The problem is that while God's passionate desire for us does not change; ours often does. The wounds and pains of this life often bend and warp our desires. Fear can make us apprehensive about believing that anyone-especially God-could possibly love us in all our naked frailty and flaws. But the longing never goes away. One of the things I devotely believe is that at the heart of every bent, warped, addictive (chose your phrase) desire is the true desire for relationship with God. This is why the famous psychiatrist Carl Jung wrote to Bill W. (founder of A.A.) that he would not ever get sober without a "spiritual awakening." The Good News in all this is that God never stops desiring us; and we are always reaching (even in wounded ways) for God.

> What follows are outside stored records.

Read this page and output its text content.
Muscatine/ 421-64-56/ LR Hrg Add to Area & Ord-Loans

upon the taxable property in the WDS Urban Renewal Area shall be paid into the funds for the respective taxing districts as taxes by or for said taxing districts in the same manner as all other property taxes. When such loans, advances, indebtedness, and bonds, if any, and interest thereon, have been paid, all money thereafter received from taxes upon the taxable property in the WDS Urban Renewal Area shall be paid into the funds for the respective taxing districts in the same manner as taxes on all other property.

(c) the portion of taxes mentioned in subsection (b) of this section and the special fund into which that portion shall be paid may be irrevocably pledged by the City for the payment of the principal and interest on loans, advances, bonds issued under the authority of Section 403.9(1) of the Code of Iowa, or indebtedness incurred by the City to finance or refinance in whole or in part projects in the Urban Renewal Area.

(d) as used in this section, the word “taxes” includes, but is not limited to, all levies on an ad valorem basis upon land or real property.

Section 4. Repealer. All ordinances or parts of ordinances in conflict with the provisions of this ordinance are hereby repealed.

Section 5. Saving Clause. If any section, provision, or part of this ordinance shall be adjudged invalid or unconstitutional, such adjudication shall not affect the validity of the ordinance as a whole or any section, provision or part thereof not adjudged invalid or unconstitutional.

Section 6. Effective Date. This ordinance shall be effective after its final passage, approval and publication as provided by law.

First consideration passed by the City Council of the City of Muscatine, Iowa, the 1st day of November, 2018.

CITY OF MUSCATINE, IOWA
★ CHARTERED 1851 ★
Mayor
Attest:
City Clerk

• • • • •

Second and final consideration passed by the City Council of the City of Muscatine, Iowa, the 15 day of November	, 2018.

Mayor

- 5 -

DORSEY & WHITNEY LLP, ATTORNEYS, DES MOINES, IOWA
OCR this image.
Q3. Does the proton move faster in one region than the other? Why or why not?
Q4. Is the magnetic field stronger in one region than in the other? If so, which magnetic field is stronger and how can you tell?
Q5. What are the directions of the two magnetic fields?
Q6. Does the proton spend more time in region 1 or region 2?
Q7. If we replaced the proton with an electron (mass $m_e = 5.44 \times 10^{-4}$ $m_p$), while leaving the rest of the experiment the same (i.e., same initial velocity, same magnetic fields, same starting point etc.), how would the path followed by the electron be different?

This brings us to the second part of the marriage image...and that is process. Those of us who have been married for a while...and I'm sure that Barbara and Jim would agree...know that being married is a process. We go through changes that we never imagined. We 'fall' in and out of love...and back in again...with our spouse over and over and over. The relationship opens us up to places in ourselves that we didn't even know were there. We wound and are wounded. We heal and are healed. And as time goes on we find that where we once needed something to do, somewhere to go, something to entertain us; now, more and more it is the sound of their voice, the awareness of their presence that gives us the greatest comfort and the deepest joy. Give us enough time together and many of us (I'm told) start to look alike.

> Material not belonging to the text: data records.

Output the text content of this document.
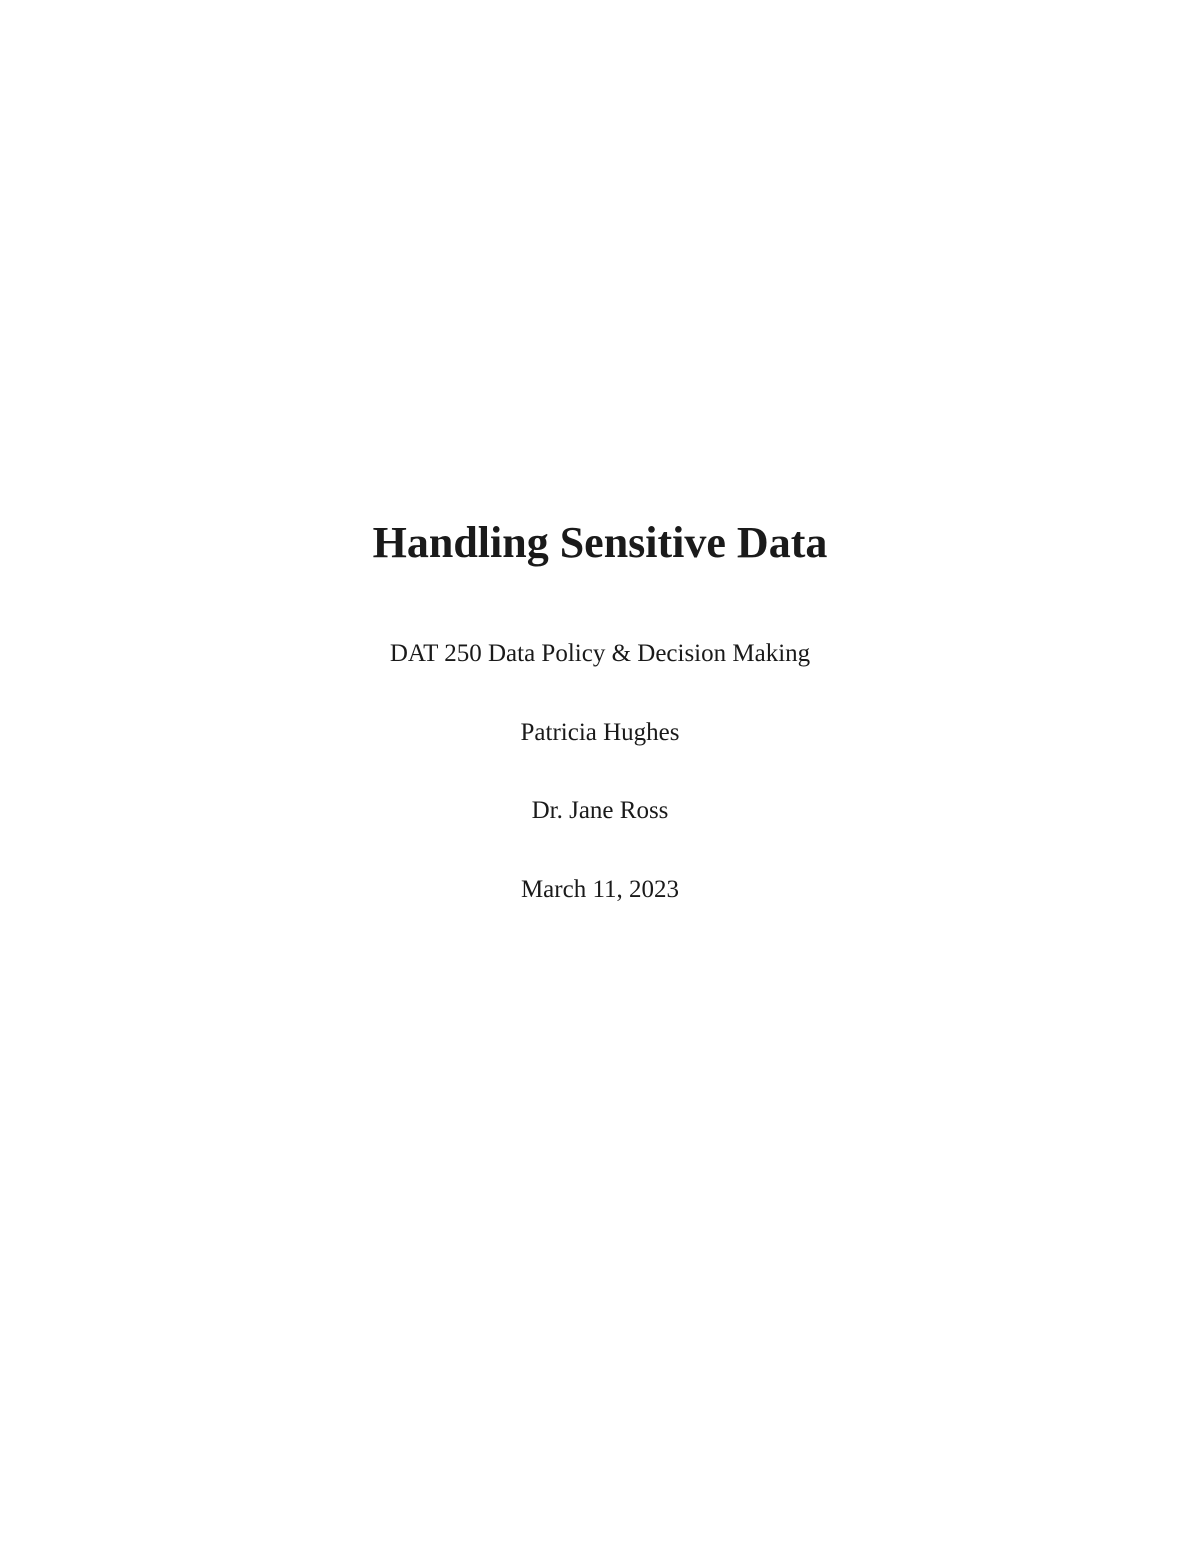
Handling Sensitive Data

DAT 250 Data Policy & Decision Making

Patricia Hughes

Dr. Jane Ross

March 11, 2023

The process of our relationship to God is a lot like this as well. It is a growing thing. We fail, we re-connect, we grow, we discover new things about ourself and about God. Til, hopefully, we find a measure of peace and comfort in the experience of God's presence, and a deep joy in the daily living in that Presence.

And maybe....just time goes on, we start to 'look' alike.

Hope to see you Sunday.


Anonymous said...

I didn't know that Carl Jung had a relationship with the founder of A.A. - let alone one that contributed to its principles.

I also liked the reminder that EVERYTHING is a process - we're never done, even though there are many institutions in life that would have us think we are.

I like the idea of us 'looking' more like God as our relationship grows, too.